Esta visão opõe-se àquela presente na maioria da sociedade e na
escola que considera a Matemática como um corpo de conhecimento imutável e
verdadeiro, que deve ser assimilado pelo aluno. A Matemática é uma ciência
viva, não apenas no cotidiano dos cidadãos, mas também nas universidades e
centros de pesquisas, onde se verifica, hoje, uma impressionante produção de
novos conhecimentos que, a par de seu valor intrínseco, de natureza lógica, têm
sido instrumentos úteis na solução de problemas científicos e tecnológicos da
maior importância.
Em contrapartida, não se deve perder de vista os caracteres
especulativo, estético não imediatamente pragmático do conhecimento matemático
sem os quais se perde parte de sua natureza.
Duas forças indissociáveis estão sempre a impulsionar o trabalho em
Matemática.
De um lado, o permanente apelo das aplicações às mais variadas
atividades humanas, das mais simples na vida cotidiana, às mais complexas
elaborações de outras ciências. De outro lado, a especulação pura, a busca de
respostas a questões geradas no próprio edifício daMatemática. A
indissociabilidade desses dois aspectos fica evidenciada pelos inúmeros
exemplos de belas construções abstratas originadas em problemas aplicadose, por
outro lado, de surpreendentes aplicações encontradas para as mais puras
especulações.
A Matemática faz-se presente na quantificação do real . contagem,
medição de grandezas e no desenvolvimento das técnicas de cálculo com os
números e com as grandezas. No entanto, esse conhecimento vai muito além,
criando sistemas abstratos, ideais, que organizam, inter-relacionam e revelam
fenômenos do espaço, do movimento, das formas e dos números, associados quase
sempre a fenômenos do mundo físico.
Fruto da criação e invenção humanas, a Matemática não evoluiu de
forma linear e logicamente organizada.
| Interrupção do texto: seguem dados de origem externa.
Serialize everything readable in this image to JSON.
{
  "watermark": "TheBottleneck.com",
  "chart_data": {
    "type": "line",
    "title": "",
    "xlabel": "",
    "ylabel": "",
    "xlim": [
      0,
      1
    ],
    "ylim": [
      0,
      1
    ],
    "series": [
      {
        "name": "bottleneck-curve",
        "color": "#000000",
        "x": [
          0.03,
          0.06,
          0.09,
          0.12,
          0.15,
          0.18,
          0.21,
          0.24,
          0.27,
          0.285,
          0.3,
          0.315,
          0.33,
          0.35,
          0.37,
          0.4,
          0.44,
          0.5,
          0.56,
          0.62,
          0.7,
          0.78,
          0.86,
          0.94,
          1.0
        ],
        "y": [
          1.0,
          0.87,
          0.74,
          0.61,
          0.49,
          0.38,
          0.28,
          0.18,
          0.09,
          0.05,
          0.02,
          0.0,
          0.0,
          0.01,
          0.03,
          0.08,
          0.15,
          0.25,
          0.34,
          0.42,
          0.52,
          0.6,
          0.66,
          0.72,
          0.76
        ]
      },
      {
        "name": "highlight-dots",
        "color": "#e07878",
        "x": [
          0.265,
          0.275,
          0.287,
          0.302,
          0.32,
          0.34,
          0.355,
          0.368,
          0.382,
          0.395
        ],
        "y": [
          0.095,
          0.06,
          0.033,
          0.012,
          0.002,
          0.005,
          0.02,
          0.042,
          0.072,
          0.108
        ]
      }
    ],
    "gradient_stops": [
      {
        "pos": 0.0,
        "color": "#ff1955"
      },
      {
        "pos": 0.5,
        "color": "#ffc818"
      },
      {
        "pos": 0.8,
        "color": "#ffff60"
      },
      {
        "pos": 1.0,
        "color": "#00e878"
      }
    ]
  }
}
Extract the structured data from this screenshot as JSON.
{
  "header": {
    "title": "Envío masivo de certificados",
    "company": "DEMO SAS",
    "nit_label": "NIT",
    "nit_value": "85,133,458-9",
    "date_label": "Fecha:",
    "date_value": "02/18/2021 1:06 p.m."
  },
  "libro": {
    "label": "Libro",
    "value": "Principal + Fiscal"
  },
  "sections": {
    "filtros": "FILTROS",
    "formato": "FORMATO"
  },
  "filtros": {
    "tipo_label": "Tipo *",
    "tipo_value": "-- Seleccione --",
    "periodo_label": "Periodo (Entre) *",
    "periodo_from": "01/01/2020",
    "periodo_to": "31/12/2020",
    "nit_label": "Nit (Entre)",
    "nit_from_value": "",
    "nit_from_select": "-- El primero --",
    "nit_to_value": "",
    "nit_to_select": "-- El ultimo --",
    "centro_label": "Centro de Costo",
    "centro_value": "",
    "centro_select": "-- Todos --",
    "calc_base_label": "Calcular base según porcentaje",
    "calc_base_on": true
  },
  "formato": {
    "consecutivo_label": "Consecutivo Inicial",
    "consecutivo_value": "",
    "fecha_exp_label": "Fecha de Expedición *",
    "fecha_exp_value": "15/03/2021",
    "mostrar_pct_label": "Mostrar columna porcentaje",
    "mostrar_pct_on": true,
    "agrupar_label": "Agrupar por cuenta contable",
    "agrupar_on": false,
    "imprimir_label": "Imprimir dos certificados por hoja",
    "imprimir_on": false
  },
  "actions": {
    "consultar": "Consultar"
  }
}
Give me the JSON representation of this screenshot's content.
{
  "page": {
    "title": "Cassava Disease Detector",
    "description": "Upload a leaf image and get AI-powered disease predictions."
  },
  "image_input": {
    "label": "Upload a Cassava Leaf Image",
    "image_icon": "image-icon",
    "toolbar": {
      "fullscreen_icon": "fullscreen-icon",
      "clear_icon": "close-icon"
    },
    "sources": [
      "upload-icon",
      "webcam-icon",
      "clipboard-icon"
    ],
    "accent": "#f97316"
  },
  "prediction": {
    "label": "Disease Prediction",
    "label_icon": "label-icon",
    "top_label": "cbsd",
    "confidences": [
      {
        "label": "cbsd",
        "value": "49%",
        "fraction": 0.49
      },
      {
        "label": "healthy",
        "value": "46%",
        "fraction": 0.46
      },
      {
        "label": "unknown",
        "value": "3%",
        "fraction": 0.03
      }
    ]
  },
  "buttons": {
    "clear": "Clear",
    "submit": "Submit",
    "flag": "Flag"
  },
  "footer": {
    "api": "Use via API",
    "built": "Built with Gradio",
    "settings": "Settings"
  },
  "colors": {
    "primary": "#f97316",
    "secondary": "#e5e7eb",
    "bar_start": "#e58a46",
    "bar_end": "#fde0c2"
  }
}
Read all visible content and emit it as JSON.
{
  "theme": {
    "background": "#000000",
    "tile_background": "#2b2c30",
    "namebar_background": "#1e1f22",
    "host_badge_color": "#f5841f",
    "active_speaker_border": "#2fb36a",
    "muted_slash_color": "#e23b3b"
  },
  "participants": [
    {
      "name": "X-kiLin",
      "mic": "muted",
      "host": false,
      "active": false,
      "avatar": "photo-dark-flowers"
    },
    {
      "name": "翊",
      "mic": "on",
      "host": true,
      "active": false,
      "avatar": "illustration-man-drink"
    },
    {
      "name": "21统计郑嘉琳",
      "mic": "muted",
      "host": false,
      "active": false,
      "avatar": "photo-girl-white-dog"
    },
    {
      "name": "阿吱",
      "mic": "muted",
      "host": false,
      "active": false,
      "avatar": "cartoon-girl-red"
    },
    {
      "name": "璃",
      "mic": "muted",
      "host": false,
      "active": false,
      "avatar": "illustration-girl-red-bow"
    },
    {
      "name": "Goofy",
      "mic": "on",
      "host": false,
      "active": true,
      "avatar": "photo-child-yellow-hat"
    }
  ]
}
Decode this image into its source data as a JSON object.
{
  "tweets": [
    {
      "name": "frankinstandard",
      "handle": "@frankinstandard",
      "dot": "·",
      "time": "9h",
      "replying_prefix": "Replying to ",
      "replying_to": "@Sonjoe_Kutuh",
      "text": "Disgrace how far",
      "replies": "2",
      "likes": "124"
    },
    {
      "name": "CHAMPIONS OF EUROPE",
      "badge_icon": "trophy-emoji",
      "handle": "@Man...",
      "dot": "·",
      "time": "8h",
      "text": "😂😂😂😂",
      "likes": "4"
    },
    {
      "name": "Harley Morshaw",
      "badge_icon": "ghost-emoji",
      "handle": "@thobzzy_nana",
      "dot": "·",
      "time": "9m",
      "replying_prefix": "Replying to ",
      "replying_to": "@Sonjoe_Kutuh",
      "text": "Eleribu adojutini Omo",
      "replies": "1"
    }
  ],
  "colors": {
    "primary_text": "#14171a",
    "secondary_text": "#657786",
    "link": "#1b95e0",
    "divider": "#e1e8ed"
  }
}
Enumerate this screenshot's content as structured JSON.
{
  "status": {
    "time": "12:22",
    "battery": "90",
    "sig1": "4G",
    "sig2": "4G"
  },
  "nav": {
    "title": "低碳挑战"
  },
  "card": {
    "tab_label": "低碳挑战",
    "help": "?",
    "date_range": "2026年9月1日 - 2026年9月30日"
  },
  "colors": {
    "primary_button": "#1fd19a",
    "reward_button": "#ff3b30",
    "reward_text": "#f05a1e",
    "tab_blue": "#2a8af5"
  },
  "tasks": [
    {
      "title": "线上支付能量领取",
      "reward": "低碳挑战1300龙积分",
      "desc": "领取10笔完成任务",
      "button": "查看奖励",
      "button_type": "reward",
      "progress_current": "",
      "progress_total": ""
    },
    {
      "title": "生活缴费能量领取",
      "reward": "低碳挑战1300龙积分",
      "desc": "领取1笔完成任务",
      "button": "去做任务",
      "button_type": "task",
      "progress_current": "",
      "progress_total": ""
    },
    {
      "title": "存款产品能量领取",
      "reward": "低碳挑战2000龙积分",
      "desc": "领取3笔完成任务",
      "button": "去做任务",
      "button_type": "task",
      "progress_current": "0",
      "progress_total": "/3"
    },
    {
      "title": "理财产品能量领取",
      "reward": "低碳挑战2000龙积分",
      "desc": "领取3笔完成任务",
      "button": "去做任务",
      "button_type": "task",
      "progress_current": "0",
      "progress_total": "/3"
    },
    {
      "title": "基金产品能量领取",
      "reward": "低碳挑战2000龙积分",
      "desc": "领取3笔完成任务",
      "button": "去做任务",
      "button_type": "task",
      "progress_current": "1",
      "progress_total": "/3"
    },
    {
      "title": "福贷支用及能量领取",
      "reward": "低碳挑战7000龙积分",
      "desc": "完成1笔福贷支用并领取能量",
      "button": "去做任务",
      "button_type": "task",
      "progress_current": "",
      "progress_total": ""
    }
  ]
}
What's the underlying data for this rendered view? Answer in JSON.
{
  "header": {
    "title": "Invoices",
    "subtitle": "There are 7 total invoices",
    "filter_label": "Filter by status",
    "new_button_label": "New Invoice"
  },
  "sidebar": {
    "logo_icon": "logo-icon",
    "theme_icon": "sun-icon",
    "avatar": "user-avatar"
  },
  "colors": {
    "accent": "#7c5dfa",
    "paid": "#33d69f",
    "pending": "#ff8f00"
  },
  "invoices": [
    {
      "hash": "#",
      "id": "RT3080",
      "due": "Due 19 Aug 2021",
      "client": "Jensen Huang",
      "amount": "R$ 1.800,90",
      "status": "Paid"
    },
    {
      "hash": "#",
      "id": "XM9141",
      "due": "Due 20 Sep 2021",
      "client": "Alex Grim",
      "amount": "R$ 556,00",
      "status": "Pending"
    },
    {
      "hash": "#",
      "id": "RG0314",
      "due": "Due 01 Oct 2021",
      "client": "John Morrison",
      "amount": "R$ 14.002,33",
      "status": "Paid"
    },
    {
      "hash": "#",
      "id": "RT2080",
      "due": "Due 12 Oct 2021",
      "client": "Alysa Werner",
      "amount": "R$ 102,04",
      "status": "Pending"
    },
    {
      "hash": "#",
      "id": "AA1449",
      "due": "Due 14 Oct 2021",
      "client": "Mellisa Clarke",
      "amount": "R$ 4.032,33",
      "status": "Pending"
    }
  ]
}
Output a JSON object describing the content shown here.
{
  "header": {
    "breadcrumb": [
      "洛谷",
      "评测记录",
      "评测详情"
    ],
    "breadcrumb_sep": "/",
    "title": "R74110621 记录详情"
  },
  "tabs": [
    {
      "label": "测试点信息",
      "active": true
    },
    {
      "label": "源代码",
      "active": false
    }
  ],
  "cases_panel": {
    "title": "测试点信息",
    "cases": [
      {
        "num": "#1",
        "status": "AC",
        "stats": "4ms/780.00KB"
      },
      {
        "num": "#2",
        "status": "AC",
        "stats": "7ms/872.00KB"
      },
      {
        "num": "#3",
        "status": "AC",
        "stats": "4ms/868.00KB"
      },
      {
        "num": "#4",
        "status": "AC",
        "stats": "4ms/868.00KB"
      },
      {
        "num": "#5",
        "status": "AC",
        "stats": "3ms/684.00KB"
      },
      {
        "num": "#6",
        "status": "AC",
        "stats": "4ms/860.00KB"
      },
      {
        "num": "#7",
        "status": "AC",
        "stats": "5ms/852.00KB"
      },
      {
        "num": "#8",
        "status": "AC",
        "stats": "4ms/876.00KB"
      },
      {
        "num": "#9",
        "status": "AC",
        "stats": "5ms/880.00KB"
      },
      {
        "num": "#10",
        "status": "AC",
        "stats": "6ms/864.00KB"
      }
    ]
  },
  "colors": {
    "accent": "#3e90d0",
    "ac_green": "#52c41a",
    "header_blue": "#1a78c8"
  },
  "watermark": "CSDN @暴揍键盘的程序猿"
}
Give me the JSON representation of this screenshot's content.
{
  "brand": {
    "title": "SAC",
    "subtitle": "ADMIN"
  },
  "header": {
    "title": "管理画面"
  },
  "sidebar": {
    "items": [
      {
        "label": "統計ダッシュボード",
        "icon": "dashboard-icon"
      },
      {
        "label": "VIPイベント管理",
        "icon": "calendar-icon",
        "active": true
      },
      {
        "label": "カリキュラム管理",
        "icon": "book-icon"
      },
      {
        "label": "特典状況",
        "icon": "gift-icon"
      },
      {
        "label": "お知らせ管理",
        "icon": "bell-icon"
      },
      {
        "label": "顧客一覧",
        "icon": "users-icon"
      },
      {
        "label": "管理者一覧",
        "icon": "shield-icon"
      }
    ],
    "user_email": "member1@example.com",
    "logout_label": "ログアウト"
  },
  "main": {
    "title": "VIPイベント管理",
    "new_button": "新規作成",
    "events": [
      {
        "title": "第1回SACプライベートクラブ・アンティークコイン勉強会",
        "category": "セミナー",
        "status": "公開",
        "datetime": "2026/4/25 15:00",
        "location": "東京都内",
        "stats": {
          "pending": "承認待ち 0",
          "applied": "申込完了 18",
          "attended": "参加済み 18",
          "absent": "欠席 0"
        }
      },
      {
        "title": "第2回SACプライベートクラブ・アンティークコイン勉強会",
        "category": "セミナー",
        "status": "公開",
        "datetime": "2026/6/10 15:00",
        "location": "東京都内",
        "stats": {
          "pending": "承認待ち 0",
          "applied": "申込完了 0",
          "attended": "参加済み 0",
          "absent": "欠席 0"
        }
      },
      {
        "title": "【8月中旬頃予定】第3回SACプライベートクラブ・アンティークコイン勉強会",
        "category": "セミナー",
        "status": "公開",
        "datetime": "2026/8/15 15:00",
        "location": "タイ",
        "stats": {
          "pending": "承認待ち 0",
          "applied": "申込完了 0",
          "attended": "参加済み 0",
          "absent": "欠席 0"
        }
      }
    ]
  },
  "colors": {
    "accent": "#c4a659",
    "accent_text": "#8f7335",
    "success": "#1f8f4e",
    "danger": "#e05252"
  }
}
Desenvolveu-se com movimentos de idas e
vindas, com rupturas de paradigmas. Freqüentemente um conhecimento foi
amplamente utilizado na ciência ou na tecnologia antes de ser incorporado a um
dos sistemas lógicos formais do corpo da
Matemática. Exemplos desse fato podem ser encontrados no surgimento
dos números negativos, irracionais e imaginários. Uma instância importante de
mudança de paradigma ocorreu quando se superou a visão de uma única geometria
do real, a geometria euclidiana, para aceitação de uma pluralidade de modelos
geométricos, logicamente consistentes, que podem modelar a realidade do espaço
físico.
O exercício da indução e da dedução em Matemática reveste-se de
importância no desenvolvimento da capacidade de resolver problemas, de formular
e testar hipóteses, de induzir, de generalizar e de inferir dentro de
determinada lógica, o que assegura um papel de relevo ao aprendizado dessa
ciência em todos os níveis de ensino.
Ao longo de sua história, a Matemática tem convivido com a reflexão
de natureza filosófica, em suas vertentes da epistemologia e da lógica. Quando
se reflete, hoje, sobre a natureza da validação do conhecimento matemático,
reconhece-se que, na comunidade científica, a demonstração formal tem sido
aceita como a única forma de validação dos seus resultados. Nesse sentido, a
Matemática não é uma ciência empírica. Nenhuma verificação experimental ou
medição feita em objetos físicos poderá, por exemplo, validar matematicamente o
teorema de Pitágoras ou o teorema relativo à soma dos ângulos de um triângulo.
Deve-se enfatizar, contudo, o papel heurístico que têm desempenhado os
contextos materiais como fontes de conjecturas matemáticas.